Cemetery QR Codes

The Allman Brothers Band plot

On the way home from meeting my brother in Dublin, Georgia at the Cracker Barrel for a Saturday morning brunch to take him his childhood bedroom furniture of cherrywood given to him by our grandfather, we stopped at the Macon graveyard.  The main historic one is technically called the Rose Hill Cemetery, but it borders others nearby, making it feel like one enormous eternal sleepover of resting dead.

Little Martha, Rose Hill Cemetery, May 2022

On the way down, I’d quipped, “It’s been a long time since I’ve been to the Macon Graveyard.  We should stop by on our way home if it’s not raining.”  I was thinking of my camera in the back seat, how I’d brought it along just in case today turned out to be the day I felt like shopping for a zoom lens for an upcoming trip.  

I asked if he’d ever been.  

“I’ve never even heard of it,” he told me.  

“We have to change that today.  It’s where Greg Allman is buried.”  A few years back when he died, Cher and other music superstars had all gathered here to lay their loved one to rest.  

Bird on a headstone, Rose Hill Cemetery, May 2022

I love walking through graveyards.  It’s not really as much of a morbid fascination as it is a way of reminding myself that these people were once breathing the air I’m breathing, living their days pursuing dreams, and then it all came to an end in one moment.  As it will for all of us.  Walks through places like these can spark a desire in us to live each day to the fullest, to seek peace in relationships and allow pride to be set aside as we move toward our marks – to regain focus on what really matters. Or to maybe even find the perfect headstone for ourselves when we die, like that open book headstone that blankets two people.

Open book headstone

What I’ve always wished was on every headstone was a QR Code that would let me scan it and come to know the person resting there beneath my feet.  Like really see them in the flesh, smiling as they graduated school full of hope, then at the altar getting married, cradling infants years later, becoming grandparents, celebrating golden anniversaries and celebrating other milestones.  I want to know their hobbies and what they did while they lived – to know their favorite books and favorite songs, the unique footprint they made here.  A way to bring every graveyard to life and keep the spirits of the dead alive might be as simple as attaching to the QR Codes the funeral Powerpoints that scroll as people are waiting in lines to speak words of comfort to grieving families.

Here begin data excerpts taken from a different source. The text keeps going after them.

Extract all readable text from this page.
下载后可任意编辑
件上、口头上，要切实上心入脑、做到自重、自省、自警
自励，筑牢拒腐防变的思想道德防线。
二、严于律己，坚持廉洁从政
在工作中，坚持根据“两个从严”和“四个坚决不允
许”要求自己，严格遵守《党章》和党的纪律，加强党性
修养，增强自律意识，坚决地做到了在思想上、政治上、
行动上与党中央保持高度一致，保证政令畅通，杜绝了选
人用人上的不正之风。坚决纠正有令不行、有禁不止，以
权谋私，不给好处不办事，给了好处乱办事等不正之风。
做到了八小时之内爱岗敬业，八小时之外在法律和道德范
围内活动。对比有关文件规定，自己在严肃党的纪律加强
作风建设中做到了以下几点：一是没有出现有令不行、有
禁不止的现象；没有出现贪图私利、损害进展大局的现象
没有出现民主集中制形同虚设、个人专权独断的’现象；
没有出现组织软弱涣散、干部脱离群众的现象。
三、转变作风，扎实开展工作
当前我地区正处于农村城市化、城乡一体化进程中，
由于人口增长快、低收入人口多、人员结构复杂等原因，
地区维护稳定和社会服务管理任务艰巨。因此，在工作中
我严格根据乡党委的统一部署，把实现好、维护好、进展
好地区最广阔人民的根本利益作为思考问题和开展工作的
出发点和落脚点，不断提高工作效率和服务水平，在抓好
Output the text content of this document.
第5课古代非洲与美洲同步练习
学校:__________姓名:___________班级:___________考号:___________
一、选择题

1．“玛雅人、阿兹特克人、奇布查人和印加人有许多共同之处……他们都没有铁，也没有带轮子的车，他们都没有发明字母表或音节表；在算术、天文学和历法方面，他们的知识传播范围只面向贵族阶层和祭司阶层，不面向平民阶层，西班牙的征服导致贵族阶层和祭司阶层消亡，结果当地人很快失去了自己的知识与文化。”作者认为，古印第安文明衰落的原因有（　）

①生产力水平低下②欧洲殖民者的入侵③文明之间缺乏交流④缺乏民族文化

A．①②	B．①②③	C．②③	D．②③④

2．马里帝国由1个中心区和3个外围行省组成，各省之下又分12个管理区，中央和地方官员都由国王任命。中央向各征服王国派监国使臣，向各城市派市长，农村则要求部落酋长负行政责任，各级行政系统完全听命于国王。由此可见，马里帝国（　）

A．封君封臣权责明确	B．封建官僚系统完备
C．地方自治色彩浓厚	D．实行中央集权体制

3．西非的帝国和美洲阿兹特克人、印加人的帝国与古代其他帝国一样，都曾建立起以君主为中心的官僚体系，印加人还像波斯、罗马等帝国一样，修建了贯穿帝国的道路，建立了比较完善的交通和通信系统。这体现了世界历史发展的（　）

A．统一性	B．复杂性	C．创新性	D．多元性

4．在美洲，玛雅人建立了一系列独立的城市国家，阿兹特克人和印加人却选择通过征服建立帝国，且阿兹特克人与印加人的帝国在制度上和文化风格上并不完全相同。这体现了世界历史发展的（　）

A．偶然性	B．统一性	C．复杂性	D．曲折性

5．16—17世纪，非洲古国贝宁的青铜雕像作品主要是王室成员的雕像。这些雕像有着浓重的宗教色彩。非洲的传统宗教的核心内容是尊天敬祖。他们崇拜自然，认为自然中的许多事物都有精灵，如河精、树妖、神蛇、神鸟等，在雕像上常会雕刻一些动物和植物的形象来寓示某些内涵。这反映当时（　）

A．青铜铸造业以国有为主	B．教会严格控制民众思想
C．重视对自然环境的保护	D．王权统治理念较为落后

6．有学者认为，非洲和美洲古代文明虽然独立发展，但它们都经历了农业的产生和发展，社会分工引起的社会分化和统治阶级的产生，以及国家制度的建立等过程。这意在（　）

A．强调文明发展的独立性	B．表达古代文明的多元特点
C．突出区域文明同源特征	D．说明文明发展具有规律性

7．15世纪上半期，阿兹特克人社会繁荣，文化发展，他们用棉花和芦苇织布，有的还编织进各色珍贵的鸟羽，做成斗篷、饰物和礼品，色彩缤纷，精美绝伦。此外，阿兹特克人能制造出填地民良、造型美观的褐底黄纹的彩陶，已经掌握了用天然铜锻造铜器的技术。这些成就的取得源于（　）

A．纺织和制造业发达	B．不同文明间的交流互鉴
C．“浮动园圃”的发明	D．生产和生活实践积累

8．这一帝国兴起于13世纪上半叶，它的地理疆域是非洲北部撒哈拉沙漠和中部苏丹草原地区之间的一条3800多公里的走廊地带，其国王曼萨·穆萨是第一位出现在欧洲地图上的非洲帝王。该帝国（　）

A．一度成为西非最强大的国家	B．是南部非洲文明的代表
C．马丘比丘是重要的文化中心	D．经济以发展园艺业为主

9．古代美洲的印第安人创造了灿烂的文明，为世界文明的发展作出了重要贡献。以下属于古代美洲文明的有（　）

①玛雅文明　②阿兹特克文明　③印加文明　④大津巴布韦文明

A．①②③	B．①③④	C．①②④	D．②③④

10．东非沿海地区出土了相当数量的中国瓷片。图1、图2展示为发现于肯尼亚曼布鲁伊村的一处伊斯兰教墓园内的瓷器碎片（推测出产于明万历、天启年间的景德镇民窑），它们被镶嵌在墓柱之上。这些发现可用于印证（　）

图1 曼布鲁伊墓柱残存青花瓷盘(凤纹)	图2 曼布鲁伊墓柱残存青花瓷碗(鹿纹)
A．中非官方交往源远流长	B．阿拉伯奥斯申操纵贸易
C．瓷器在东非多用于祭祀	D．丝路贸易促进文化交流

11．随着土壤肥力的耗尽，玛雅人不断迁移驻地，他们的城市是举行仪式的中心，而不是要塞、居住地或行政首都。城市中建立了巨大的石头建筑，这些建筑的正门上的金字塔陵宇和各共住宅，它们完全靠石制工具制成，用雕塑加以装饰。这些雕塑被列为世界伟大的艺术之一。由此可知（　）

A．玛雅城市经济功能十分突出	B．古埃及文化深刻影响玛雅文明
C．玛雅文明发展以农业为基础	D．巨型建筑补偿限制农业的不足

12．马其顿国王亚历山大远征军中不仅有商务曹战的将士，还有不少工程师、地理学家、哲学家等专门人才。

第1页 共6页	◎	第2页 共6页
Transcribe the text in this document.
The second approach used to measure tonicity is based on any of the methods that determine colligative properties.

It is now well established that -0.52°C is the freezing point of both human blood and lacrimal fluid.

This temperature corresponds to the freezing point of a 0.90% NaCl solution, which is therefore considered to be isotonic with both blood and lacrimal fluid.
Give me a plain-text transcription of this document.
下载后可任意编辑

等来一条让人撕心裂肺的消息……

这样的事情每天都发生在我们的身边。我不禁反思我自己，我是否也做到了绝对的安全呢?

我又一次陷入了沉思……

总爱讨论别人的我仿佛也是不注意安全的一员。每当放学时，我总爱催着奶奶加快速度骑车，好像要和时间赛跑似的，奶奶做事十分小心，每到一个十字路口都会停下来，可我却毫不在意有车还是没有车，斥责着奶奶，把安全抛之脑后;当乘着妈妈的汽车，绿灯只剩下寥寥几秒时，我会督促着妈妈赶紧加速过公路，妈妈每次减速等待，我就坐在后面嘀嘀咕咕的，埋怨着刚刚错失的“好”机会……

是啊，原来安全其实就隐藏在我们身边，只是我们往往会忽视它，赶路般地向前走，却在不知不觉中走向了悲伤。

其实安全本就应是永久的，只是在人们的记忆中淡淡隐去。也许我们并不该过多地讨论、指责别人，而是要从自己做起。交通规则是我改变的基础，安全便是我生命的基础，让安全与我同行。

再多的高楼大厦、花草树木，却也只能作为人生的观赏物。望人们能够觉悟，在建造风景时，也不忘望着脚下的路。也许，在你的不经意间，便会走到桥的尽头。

Before we’d arrived, I turned on my hotspot driving down I-16 and did a little research on the Allman Brothers Band, and Little Martha and the Bond Monument and all the cemetery places associated with their music.  Someone had posted driving directions to get to these plots from the front gate, so I navigated as my husband drove.  We parked and met up with some motorcyclists with fingerless leather gloves paying their respects to the members of the band, and I took their picture for them.  They let us snap a picture of their map that would help us locate the other places to see.  

Biker dude in his fingerless leather gloves, holding a map for me to photograph

On the way home, we also stopped at the grave of Ronnie Hammond, lead singer of The Atlanta Rhythm Section, who is buried by his wife in Forsyth, Georgia in Monroe Memorial Cemetery.  I just wonder how many people walk graves each day all across this country, not really knowing those buried in these sacred spaces.  I wished that we could have scanned a QR Code that would have given us some pictures of Ronnie, a few clips of his music, and maybe even a music video to see him alive and in person before he crossed the finish line.  

Maybe someday in the not too distant future, cemetery QR Codes will be a thing.  If I were one of those prophetic science fiction writers, I might even predict gravestones of the future not with built-in screens but with those kinds that shine up off the headstone like laser-light and start playing messages from the dearly deceased just like the lights in the frozen food section that come on when shoppers get within feet of the cases of frozen pizzas or vegetables.  

And maybe those who’d known the end was approaching would have special messages that encouraged us to live every day like it’s our last.  

Grave of Ronnie Hammond, Forsyth, Ga, May 2022

Ecclesiastes 9:5 

For the living know that they will die, but the dead know nothing, and they have no more reward, for the memory of them is forgotten.